Technical information
- Licensing authority: FCC
- Facility ID: 63979
- Class: D
- Power: 35,000 watts (day); 6 watts (night);
- Transmitter coordinates: 36°33′57.4″N 82°09′26.5″W﻿ / ﻿36.565944°N 82.157361°W
- Translator: 92.1 W221EC (Bristol)

Links
- Public license information: Public file; LMS;
- Website: 1550ambluegrass.com

= WIGN =

WIGN (1550 AM) is a commercial radio station licensed to Bristol, Tennessee, United States, and serving the Tri-Cites area of Tennessee and Virginia. Owned by Mountain Music Ministries, LLC, the station broadcasts a format of Bluegrass Music, Southern Gospel Music and Christian talk and teaching.
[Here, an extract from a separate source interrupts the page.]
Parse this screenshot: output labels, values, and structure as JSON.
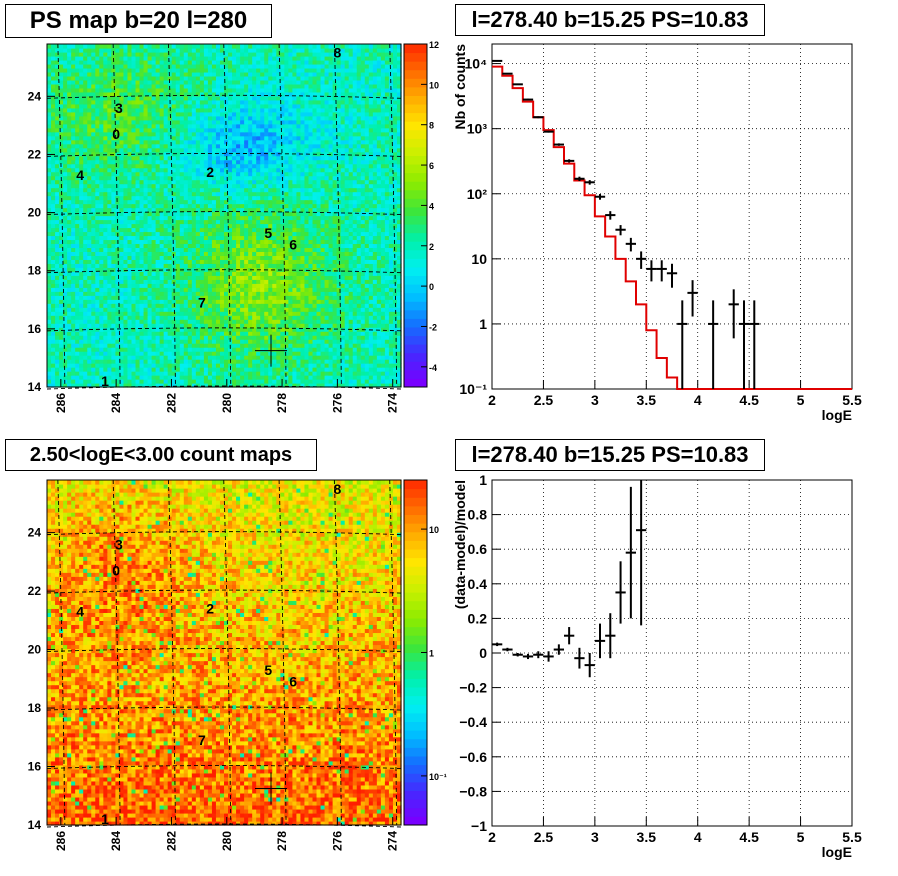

By day, WIGN is powered at 35,000 watts non-directional. But 1550 AM is a Canadian and Mexican clear-channel frequency. So to reduce interference, WIGN must greatly reduce nighttime power to 6 watts. WIGN also broadcasts on a 250 watt FM translator, 92.1 MHz W221EC.

==History==
On August 16, 1962, the station first signed on the air. It was originally a daytimer, required to go off the air at sunset. It later received low-power nighttime authorization. For much of its history, it has broadcast a mix of Classic Country, Southern Gospel and Bluegrass music.